Metal-perovskite interfacial engineering for quasi-2D CsPbBr3-based memristor devices

Understanding the intricate interplay between electrode reactivity and interfacial chemistry is crucial for advancing halide perovskite memristors toward practical applications. Here, we systematically investigate how top electrode materials (Au, Ag, Cu, Al) influence the resistive switching behavior of quasi-2D CsPbBr3 devices through controlled interfacial engineering. By introducing a novel bilayer electrode architecture, we successfully decouple electrode surface oxidation effects from perovskite/electrode interfacial oxidation reactions for the first time. In situ XRD, photoluminescence spectroscopy, and interfacial XPS analysis reveal that voltage-driven bromide ion migration coupled with electrode-dependent reactions governs the switching mechanisms. Chemically inert Au electrodes show no switching due to insufficient interfacial reactivity, while highly reactive Al electrodes cause irreversible degradation through excessive chemical interactions.
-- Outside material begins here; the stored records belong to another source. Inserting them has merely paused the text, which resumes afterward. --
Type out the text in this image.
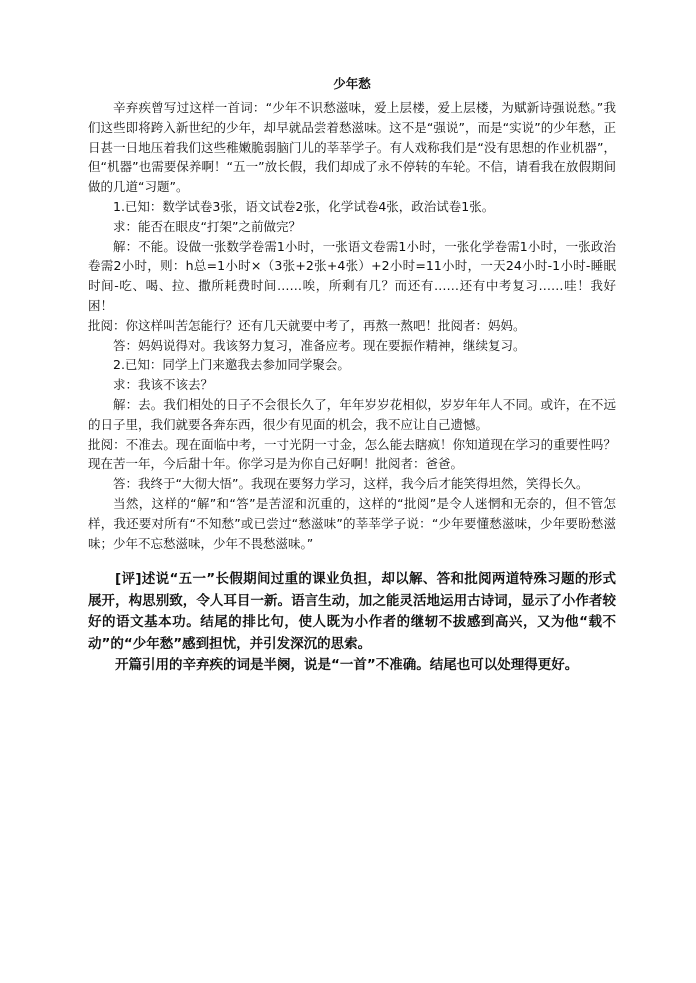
少年愁

辛弃疾曾写过这样一首词：“少年不识愁滋味，爱上层楼，爱上层楼，为赋新诗强说愁。”我们这些即将跨入新世纪的少年，却早就品尝着愁滋味。这不是“强说”，而是“实说”的少年愁，正日甚一日地压着我们这些稚嫩脆弱脑门儿的莘莘学子。有人戏称我们是“没有思想的作业机器”，但“机器”也需要保养啊！“五一”放长假，我们却成了永不停转的车轮。不信，请看我在放假期间做的几道“习题”。

1.已知：数学试卷3张，语文试卷2张，化学试卷4张，政治试卷1张。

求：能否在眼皮“打架”之前做完？

解：不能。设做一张数学卷需1小时，一张语文卷需1小时，一张化学卷需1小时，一张政治卷需2小时，则：h总=1小时×（3张+2张+4张）+2小时=11小时，一天24小时-1小时-睡眠时间-吃、喝、拉、撒所耗费时间……唉，所剩有几？而还有……还有中考复习……哇！我好困！

批阅：你这样叫苦怎能行？还有几天就要中考了，再熬一熬吧！批阅者：妈妈。

答：妈妈说得对。我该努力复习，准备应考。现在要振作精神，继续复习。

2.已知：同学上门来邀我去参加同学聚会。

求：我该不该去？

解：去。我们相处的日子不会很长久了，年年岁岁花相似，岁岁年年人不同。或许，在不远的日子里，我们就要各奔东西，很少有见面的机会，我不应让自己遗憾。

批阅：不准去。现在面临中考，一寸光阴一寸金，怎么能去瞎疯！你知道现在学习的重要性吗？现在苦一年，今后甜十年。你学习是为你自己好啊！批阅者：爸爸。

答：我终于“大彻大悟”。我现在要努力学习，这样，我今后才能笑得坦然，笑得长久。

当然，这样的“解”和“答”是苦涩和沉重的，这样的“批阅”是令人迷惘和无奈的，但不管怎样，我还要对所有“不知愁”或已尝过“愁滋味”的莘莘学子说：“少年要懂愁滋味，少年要盼愁滋味；少年不忘愁滋味，少年不畏愁滋味。”

[评]述说“五一”长假期间过重的课业负担，却以解、答和批阅两道特殊习题的形式展开，构思别致，令人耳目一新。语言生动，加之能灵活地运用古诗词，显示了小作者较好的语文基本功。结尾的排比句，使人既为小作者的继轫不拔感到高兴，又为他“载不动”的“少年愁”感到担忧，并引发深沉的思索。

开篇引用的辛弃疾的词是半阕，说是“一首”不准确。结尾也可以处理得更好。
In contrast, moderately active Ag and Cu electrodes enable stable bipolar switching with dual negative differential resistance characteristics. The optimal performance emerges from balanced electrode reactivity that facilitates reversible interfacial redox reactions without structural degradation. These findings establish fundamental design principles linking electrode chemical activity to device functionality, providing a rational framework for engineering robust perovskite memristors with enhanced stability and performance for next-generation memory and neuromorphic computing applications.